Hack the Libraries

Bringing ingenuity, teamwork, and MIT’s culture of making to our essential work

In its preliminary report, the Future of Libraries Task Force envisioned an open library platform, one that it hopes will inspire “clever, creative, and productive ‘hacks,’ in the form of innovative uses, tools, and programs that extend and amplify our work.” Here’s a look at some of the Libraries’ recent projects and experiments that reflect this ethos—creative and collaborative solutions that reflect MIT’s pioneering spirit:

The Future of Producing/Sharing/Consuming Content

  • The CODEX Hackathon, co-sponsored by the Libraries, gathered programmers, designers, writers, librarians, publishers, readers, and others to imagine the future of books and reading. Groups developed such innovations as LitBit, an app designed to track and encourage long-form reading like a fitness tracker, and a data reporting dashboard for public libraries. Libraries Web Developer Matt Bernhardt said of working on the latter: “It gave me an opportunity to work with technologies I don’t use regularly—that sort of broadening horizons is energizing and can be helpful down the road when taking on new projects.”
  • The Aga Khan Documentation Center released a prototype of Layer Cake, a 3-axes mapping tool that enables users to build maps layering narrative, time, and space. AKDC Program Head Sharon C. Smith, Ph.D., collaborated with Harvard Ph.D. candidate Ali Asgar Alibhai and GSD graduate James Yamada on the pilot project documenting author Ibn Jubayr’s 12th-century pilgrimage from Spain to Mecca. The resulting map shows his travels temporally, geographically, and with descriptions of the sites he visited.
  • The Lewis Music Library hosted the Karajan/MIT Classical Music Hackathon, inviting participants to build tools that allow innovative, digital experiences of classical repertoire. One was an app for playing music on a smartphone that matches the music to the user’s pace of walking, running, or even dancing. Another team built a virtual reality experience around the music of a classically trained viola player.

Class of 1982 Sequentiary

Transforming Teaching and Learning

  • Staff from across the Libraries came together to help Professor Michael Cuthbert use the Class of 1982 Sequentiary, a rare and delicate 15th- or early 16th-century manuscript, in his spring 2017 Medieval and Renaissance Music class. The team collaborated to bring this rare archival object into the digital realm, using the International Image Interoperability Framework (IIIF), a standardized method of delivering images online, and a viewer which allows users to zoom, pan, and study 304 pages of music in extraordinary detail.
  • With support from the Experimental Collections Fund, Libraries Senior GIS Specialist Daniel Sheehan was trained and certified to safely fly small unmanned aerial vehicles, often called drones, to collect data and create detailed models and maps. Sheehan is now bringing these skills to IAP sessions, working with classes such as Professor Kristin Bergmann’s Sedimentary Environments, and training others to fly safely and legally.
  • Over the 2017 IAP, collections in Hayden Library were reorganized, freeing up areas the Libraries will use for study space experiments. Over the spring term and into the summer, the community will be invited to try different space and furniture configurations.
  • The Libraries partnered with MakerWorkshop, an MIT student-run makerspace, to make a number of equipment kits available to check out from Rotch Library. With resources like hand tools, cameras, electronics, and sensors, the kits enable students to bring the tools to the project rather than bringing their project to the tools.

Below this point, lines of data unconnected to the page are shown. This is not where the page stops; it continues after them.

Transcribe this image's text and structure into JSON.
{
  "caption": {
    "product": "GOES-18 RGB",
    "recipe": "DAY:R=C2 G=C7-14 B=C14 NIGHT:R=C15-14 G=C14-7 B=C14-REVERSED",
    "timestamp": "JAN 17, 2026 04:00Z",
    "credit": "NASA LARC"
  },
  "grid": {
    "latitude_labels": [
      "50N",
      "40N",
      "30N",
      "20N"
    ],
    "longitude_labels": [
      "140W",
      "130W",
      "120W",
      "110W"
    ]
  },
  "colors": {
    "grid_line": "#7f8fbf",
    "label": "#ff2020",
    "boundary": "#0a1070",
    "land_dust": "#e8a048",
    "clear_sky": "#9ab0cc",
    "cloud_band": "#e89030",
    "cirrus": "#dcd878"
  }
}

Developing New Tools for Discovery

  • The Libraries ran a beta trial for Yewno, a search tool designed to foster serendipitous discovery; it uses full text analysis and machine learning to create a visual, interactive map of connected concepts.
  • Users are testing a “bento box” search interface on the Libraries website. Based on the concept of a Japanese lunch box with different compartments, it serves up brief search results from a variety of sources, organized by format/type, to help users make better choices.
  • Libraries staff are currently developing a prototype for a text-mining service for the MIT thesis collection. Using a simple interface or building their own tool using an API, researchers would be able to search across the set of theses and dissertations digitized by the Libraries, querying the full text for further research and analysis.